To be sure, if Yearwood improves as so many other high school athletes do, she could be the fastest sprinter in the history of Connecticut girls track & field. Emphasis on could.

If that happens, Connecticut’s trans-athlete-inclusion policy, which does not mandate any hormone therapy before a transgender girl can compete in a girls division, will come into question by some.

Yet until there is some stream of trans athletes suddenly dominating girls’ high school sports, longtime trans-athlete advocate Helen Carroll, who oversees the sports project for the National Center for Lesbian Rights, urges caution.

"We've been watching so many trans high school girls participate, and the fact that there is now one who is very talented and doing well is just part of the equation,” Carroll said. “We're going to have trans high school girls who are terrible, middle of the pack, and some, like this young woman in Connecticut, at the top of the pack.

“That's how sports work."

The example I always point to is Shaquille O’Neal. If Shaq’s advantages over me (at 6-foot-2, 170 pounds) are deemed “fair” in a game of one-on-one, then any advantage Yearwood could possibly have over her fellow competitors would have to be deemed equally “fair.”

Yet because of the all-mighty TESTOSTERONE, certain advantages are looked at as fair and others unfair in our culture.

Participation is the cornerstone of scholastic sports. Cruelty has no place there.

Instead of Yearwood changing whom she competes against, maybe it’s that mentality about “the all-mighty testosterone” that has to change.

While so many of us focus on wins and losses, state championships and success, educators place an emphasis on participation in scholastic sports. As well they should.

No doubt, elements of fairness and competition have been part of our evolution into a binary sports system, where girls compete against girls and boys compete against boys.

Yet the most important element of Yearwood’s participation — successful or not — on her high school track and field team is her participation. It is literally a life-saving endeavor.

Her ability to be on the girls team, to be called Andraya, to win and lose as a girl, help keep her alive. Literally.

Her participation and her success should challenge us. Just as some transphobic bloggers will hold her up as an example of trans-inclusion run amok, trans-rights activists will hold up other trans athletes who have not been so successful.

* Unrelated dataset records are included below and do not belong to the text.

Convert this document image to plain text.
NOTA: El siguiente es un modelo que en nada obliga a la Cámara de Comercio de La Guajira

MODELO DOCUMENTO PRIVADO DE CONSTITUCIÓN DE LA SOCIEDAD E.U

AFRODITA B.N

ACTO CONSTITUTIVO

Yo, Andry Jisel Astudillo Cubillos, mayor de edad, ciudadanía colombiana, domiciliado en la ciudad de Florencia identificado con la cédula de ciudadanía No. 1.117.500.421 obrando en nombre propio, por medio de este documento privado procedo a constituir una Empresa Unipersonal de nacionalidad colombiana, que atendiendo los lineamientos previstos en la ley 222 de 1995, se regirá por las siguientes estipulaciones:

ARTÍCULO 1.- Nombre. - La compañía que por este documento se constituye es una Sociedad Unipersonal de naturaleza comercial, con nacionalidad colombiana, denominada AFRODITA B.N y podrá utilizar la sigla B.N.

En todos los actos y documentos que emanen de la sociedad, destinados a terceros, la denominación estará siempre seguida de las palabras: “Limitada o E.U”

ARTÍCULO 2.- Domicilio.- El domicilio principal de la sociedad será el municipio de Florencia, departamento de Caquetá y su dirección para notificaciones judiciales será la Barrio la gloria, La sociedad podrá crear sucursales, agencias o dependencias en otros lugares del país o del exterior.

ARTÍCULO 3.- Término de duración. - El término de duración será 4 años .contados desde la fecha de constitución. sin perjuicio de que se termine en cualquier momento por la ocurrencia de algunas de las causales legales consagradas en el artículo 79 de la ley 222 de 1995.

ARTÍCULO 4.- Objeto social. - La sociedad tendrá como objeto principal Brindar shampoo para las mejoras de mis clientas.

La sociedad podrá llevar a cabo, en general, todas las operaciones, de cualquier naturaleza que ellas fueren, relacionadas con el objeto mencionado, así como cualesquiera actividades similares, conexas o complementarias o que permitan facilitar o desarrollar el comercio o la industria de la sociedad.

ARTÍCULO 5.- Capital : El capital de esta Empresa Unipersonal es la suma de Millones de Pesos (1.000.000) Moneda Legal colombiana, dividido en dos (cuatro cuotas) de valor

Yearwood’s potential impending success should challenge our ideas. We should let it. These are evolving issues for an evolving time.

We should have these conversations. We should talk with Yearwood and aim to understand her journey. I guarantee you, if you talk with her and her parents, you will understand how difficult of a journey it can be.

"Have the discussion,” Carroll said, “but for god’s sake don’t be cruel to the student-athlete who is just participating like the state says she can participate."

Participation is the cornerstone of scholastic sports. Cruelty has no place there.